Nouvelle production. Première
année.
Direction Musicale : Philippe Jordan
Mise en scène : Barrie Kosky
Avec
Hans Sachs, cordonnier : Michael Volle
Veit Pogner, orfèvre : Günther Groissböck (*)
Kunz Vogelgesang, cuisinier : Tansel Akzeybek
Konrad Nachtigal, plombier : Armin Kolarczyk
Sixtus Beckmesser, écrivain public : Johannes Martin Kränzle
Fritz Kothner, boulanger : Daniel Schmutzhard
Balthasar Zorn, ferblantier : Paul Kaufmann
Ulrich Eisslinger, épicier : Christopher Kaplan
Augustin Moser, tailleur : Stefan Heibach
Hermann Ortel, fabricant de savons : Raimund Nolte
Hans Schwarz, bonnetier : Andreas Hörl
Hans Foltz, chaudronnier : Timo Riihonen
Walther von Stolzing : Klaus Florian Vogt
David, l’apprenti de Sachs : Daniel Behle (*)

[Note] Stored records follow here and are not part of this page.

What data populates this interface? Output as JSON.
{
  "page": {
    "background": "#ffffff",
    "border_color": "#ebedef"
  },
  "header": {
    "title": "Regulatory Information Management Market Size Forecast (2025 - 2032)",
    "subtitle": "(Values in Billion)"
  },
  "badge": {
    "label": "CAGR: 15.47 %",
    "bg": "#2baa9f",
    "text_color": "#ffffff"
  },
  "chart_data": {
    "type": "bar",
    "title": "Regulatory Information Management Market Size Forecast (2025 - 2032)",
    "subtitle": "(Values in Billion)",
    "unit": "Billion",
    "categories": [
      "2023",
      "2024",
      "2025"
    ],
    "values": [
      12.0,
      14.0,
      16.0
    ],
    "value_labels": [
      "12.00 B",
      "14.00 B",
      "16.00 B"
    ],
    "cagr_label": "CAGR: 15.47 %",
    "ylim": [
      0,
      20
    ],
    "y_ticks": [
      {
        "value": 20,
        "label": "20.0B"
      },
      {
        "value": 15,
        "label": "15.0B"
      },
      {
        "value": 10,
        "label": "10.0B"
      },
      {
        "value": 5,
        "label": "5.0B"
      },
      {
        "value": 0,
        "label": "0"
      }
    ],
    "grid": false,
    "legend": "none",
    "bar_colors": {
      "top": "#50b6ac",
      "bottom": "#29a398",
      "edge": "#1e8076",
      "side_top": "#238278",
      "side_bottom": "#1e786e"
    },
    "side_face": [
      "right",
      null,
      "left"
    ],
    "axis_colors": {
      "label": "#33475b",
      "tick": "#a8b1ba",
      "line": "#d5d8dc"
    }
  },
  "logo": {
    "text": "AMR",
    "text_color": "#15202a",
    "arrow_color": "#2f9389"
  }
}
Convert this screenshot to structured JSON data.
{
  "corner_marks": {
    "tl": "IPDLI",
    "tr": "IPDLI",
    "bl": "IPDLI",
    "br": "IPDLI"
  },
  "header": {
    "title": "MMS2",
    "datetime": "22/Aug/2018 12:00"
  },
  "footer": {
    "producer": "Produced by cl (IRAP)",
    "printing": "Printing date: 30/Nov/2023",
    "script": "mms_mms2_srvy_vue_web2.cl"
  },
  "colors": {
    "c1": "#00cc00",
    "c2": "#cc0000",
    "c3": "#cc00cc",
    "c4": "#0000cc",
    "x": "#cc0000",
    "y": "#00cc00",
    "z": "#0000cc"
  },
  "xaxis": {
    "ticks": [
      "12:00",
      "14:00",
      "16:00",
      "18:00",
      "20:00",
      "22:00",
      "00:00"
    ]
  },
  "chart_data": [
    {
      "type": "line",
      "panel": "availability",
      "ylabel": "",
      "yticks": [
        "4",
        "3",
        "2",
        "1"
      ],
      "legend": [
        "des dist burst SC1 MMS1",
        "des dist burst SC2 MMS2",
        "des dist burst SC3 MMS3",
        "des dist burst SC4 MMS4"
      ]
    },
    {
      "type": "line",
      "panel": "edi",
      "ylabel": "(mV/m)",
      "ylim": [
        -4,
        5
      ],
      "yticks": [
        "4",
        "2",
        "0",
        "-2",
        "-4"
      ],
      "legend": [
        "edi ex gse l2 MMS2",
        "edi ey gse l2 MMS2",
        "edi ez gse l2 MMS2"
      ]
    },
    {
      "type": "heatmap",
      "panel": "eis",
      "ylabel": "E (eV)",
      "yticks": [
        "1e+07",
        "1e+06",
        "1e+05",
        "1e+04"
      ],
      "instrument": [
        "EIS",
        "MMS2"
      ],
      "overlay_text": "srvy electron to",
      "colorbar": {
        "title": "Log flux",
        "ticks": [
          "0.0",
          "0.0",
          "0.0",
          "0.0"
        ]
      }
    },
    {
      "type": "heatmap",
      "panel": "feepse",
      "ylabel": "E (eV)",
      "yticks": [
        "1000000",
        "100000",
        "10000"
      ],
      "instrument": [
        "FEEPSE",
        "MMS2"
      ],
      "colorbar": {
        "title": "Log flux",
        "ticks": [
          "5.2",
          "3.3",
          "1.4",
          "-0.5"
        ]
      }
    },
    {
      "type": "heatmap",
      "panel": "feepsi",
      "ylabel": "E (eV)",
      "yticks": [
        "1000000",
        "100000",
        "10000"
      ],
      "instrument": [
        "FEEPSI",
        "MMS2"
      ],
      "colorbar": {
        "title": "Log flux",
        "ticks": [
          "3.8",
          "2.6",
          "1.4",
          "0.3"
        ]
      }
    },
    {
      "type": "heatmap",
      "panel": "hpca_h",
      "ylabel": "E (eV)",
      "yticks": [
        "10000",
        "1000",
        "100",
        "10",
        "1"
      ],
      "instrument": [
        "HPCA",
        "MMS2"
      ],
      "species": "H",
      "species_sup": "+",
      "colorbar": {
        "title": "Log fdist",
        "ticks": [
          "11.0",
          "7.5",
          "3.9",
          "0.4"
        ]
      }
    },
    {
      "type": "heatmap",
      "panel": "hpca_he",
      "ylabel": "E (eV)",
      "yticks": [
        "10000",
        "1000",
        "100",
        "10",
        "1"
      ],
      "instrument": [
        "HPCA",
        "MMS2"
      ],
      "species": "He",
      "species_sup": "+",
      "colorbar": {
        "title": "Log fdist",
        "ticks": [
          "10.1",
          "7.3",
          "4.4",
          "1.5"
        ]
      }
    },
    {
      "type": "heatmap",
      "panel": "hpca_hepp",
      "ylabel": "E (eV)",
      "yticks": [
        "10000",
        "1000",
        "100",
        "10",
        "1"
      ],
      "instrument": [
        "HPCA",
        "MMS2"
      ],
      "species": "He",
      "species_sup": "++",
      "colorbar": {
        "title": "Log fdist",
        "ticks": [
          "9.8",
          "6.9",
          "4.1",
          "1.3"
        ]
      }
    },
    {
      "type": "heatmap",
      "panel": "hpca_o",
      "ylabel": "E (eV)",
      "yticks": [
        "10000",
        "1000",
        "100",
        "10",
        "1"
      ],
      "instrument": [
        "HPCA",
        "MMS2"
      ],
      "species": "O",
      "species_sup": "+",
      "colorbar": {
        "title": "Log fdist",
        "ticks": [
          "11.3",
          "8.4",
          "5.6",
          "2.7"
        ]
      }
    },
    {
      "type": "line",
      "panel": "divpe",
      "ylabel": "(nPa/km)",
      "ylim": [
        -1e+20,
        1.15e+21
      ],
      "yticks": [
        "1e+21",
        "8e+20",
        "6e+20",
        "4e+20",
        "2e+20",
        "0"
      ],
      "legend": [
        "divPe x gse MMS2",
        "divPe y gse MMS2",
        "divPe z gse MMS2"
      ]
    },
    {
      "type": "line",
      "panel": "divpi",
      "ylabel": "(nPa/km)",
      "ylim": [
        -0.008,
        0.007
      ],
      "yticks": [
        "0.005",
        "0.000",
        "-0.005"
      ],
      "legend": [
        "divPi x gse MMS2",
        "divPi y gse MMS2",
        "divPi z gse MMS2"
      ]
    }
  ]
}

Eva, la fille de Pogner : Anne Schwanewilms
Magdalene, la suivante d’Eva : Wiebke Lehmkuhl
Un veilleur de nuit : Karl-Heinz Lehner
Je reviens sur cette Première
dont j’ai enfin pu visionner la vidéo (étant présentement... à Munich où elle
est accesible !) car la mise en scène change énormément et même
fondamentalement la perception générale.
Comme celle de Stolzt pour cet
Andrea Chénier vu hier au festival d’été, cette toute nouvelle production de
Barrie Kosky (dont décidément j’apprécie le travail) est d’une intelligence et
d’un esthétisme rare.
Je pense qu’il faut la voir
plusieurs fois d’ailleurs pour en saisir tous les détails et subtilités. Et il
n’y a pas de doute que si le metteur en scène n’a aucune complaisance pour le
côté obscur et antisémite de Wagner, il connait le compositeur sur le bout des
doigts et en apprécie manifestement en même temps le génie.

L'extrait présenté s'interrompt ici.